Is my understanding correct that we can never trust extra-libraries: z, because we do not know whether it is a static or dynamic library?

The issue isn't really static vs. dynamic libraries, but rather dynamic libraries that are on your runtime search path (e.g., MinGW-w64 libraries) versus ones that aren't (e.g., libraries that are bundled with GHC). Using a dynamically linked libz is perfectly fine provided that the dyanamic loader knows where it is at runtime, and this is precisely why the pkg-config option works most of the time.

mpilgrem commented 6 months ago

On Windows, in the Stack environment, I think the GHC-supplied zlib1.dll is always on the PATH (and first on the PATH).

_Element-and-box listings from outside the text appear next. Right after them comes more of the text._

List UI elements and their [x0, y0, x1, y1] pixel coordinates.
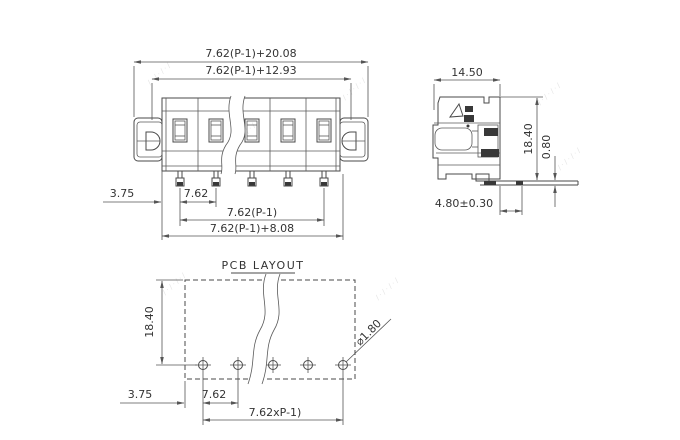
watermark: /·/·/·/: [536, 80, 564, 106]
break-line-band: [221, 96, 245, 174]
hole-3: [265, 357, 281, 373]
pcb-dim-hole-span: 7.62xP-1): [249, 406, 302, 419]
molded-dot-mark: [467, 125, 470, 128]
hole-2: [230, 357, 246, 373]
terminal-window-4: [281, 119, 295, 142]
terminal-window-5: [317, 119, 331, 142]
side-dim-pin-thickness: 0.80: [540, 135, 553, 160]
certification-mark: [465, 106, 473, 112]
technical-drawing: /·/·/·/ /·/·/·/ /·/·/·/ /·/·/·/ /·/·/·/ …: [0, 0, 680, 440]
break-line-band: [248, 274, 280, 384]
watermark: /·/·/·/: [161, 270, 189, 296]
pin-5: [320, 171, 328, 186]
brand-label: [481, 149, 499, 157]
terminal-window-1: [173, 119, 187, 142]
wire-entry-cavity: [435, 128, 472, 150]
pin-1: [176, 171, 184, 186]
pcb-layout-title: PCB LAYOUT: [222, 259, 305, 272]
front-dim-pin-span: 7.62(P-1): [227, 206, 277, 219]
side-dimensions: 14.50 18.40 0.80 4.80±0.30: [434, 66, 555, 215]
watermark: /·/·/·/: [556, 145, 584, 171]
pcb-dim-hole-pitch: 7.62: [202, 388, 227, 401]
side-dim-height: 18.40: [522, 123, 535, 155]
watermark: /·/·/·/: [374, 275, 402, 301]
front-view: 7.62(P-1)+20.08 7.62(P-1)+12.93 3.75 7.6…: [103, 47, 368, 240]
side-dim-pin-length: 4.80±0.30: [435, 197, 493, 210]
terminal-window-2: [209, 119, 223, 142]
front-dim-edge-to-pin: 3.75: [110, 187, 135, 200]
pcb-holes: [195, 357, 351, 373]
certification-mark: [464, 115, 474, 122]
side-dim-depth: 14.50: [451, 66, 483, 79]
pin-2: [212, 171, 220, 186]
pcb-layout-view: PCB LAYOUT 18.40 ⌀1.80: [120, 259, 391, 425]
pin-root: [476, 174, 489, 181]
pcb-dim-edge-to-hole: 3.75: [128, 388, 153, 401]
hole-1: [195, 357, 211, 373]
pin-strip: [484, 181, 496, 185]
pin-3: [248, 171, 256, 186]
pcb-dim-hole-diameter: ⌀1.80: [353, 317, 384, 348]
front-dim-body-width: 7.62(P-1)+8.08: [210, 222, 294, 235]
pin-strip: [516, 181, 523, 185]
connector-body: [162, 98, 340, 171]
mounting-ear-right: [340, 118, 368, 161]
pin-4: [284, 171, 292, 186]
brand-label: [484, 128, 498, 136]
front-dim-inner-width: 7.62(P-1)+12.93: [205, 64, 296, 77]
hole-4: [300, 357, 316, 373]
drawing-sheet: /·/·/·/ /·/·/·/ /·/·/·/ /·/·/·/ /·/·/·/ …: [0, 0, 680, 440]
pcb-dim-row-offset: 18.40: [143, 306, 156, 338]
mounting-ear-left: [134, 118, 162, 161]
front-dim-pitch: 7.62: [184, 187, 209, 200]
molded-triangle-mark: [450, 104, 463, 117]
watermark: /·/·/·/: [146, 60, 174, 86]
front-dim-overall-width: 7.62(P-1)+20.08: [205, 47, 296, 60]
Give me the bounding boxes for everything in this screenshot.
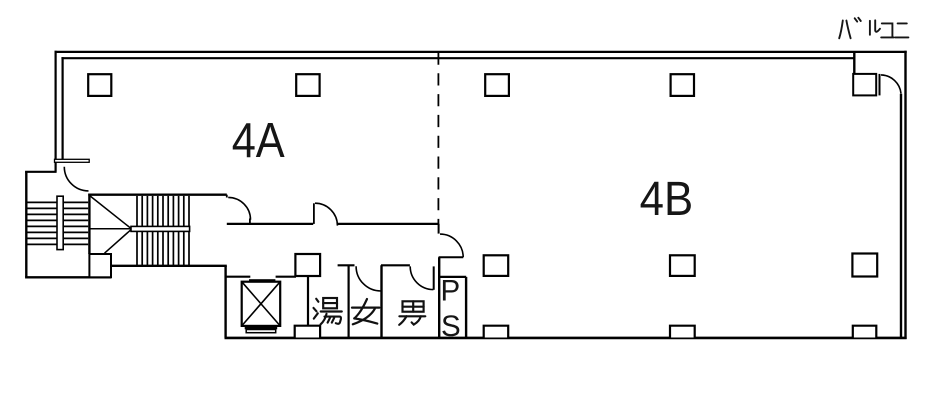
svg-text:4B: 4B [640, 172, 694, 226]
svg-text:S: S [441, 310, 461, 343]
svg-text:4A: 4A [232, 113, 285, 168]
svg-text:P: P [441, 274, 461, 307]
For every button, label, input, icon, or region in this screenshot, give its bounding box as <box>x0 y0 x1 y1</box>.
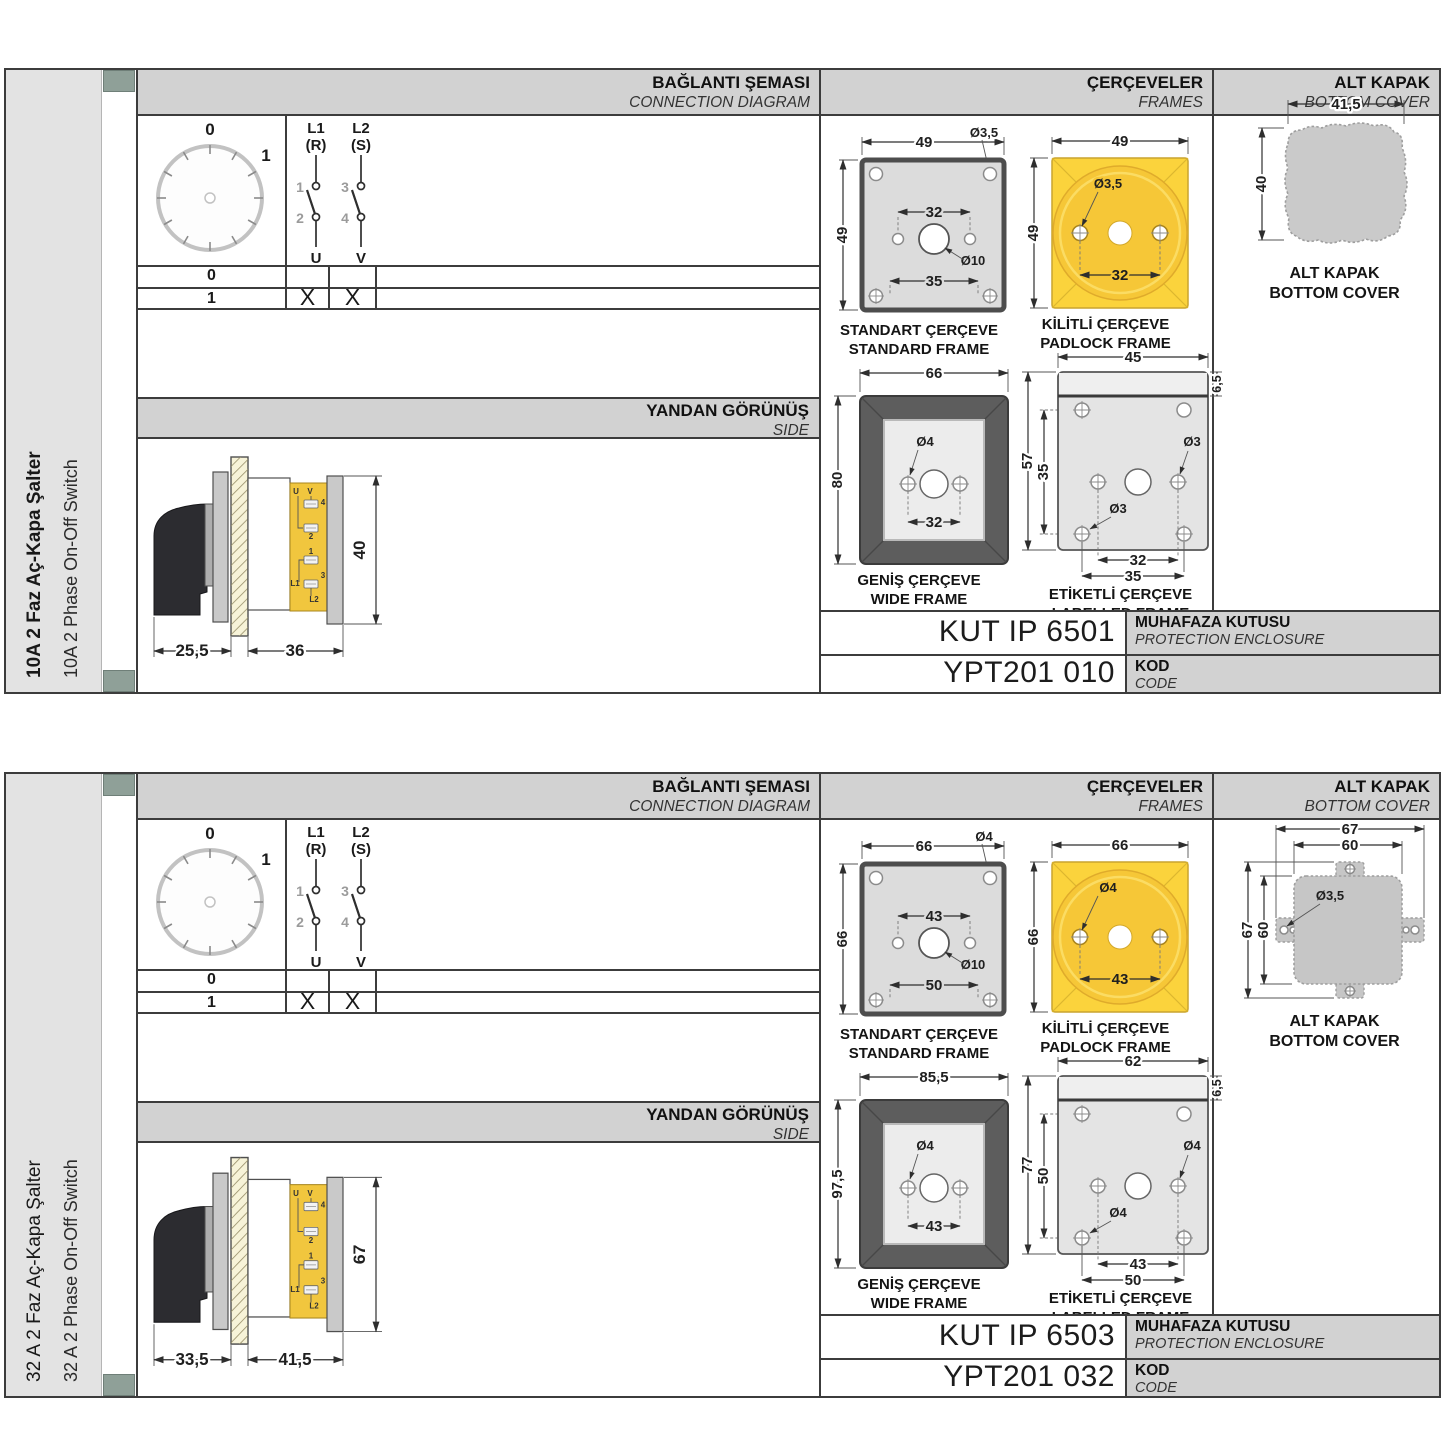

For example, on my system:

❯ stack --snapshot ghc-9.6.5 exec -- where.exe zlib*
C:\Users\mike\AppData\Local\Programs\stack\x86_64-windows\ghc-9.6.5\mingw\bin\zlib1.dll
C:\Program Files\gnuplot\bin\zlib1.dll
C:\Program Files (x86)\gnupg\bin\zlib1.dll
C:\Program Files\Inkscape\bin\zlib1.dll

As indicated above, a number of applications that I use put a copy of zlib1.dll on the PATH. In the past, outside of the Stack environment, I have had problems with Haskell code picking up an out-of-date version of zlib1.dll on the PATH (fixed by replacing it with an up-to-date version).

Bodigrim commented 6 months ago

Thanks for the investigation @RyanGlScott!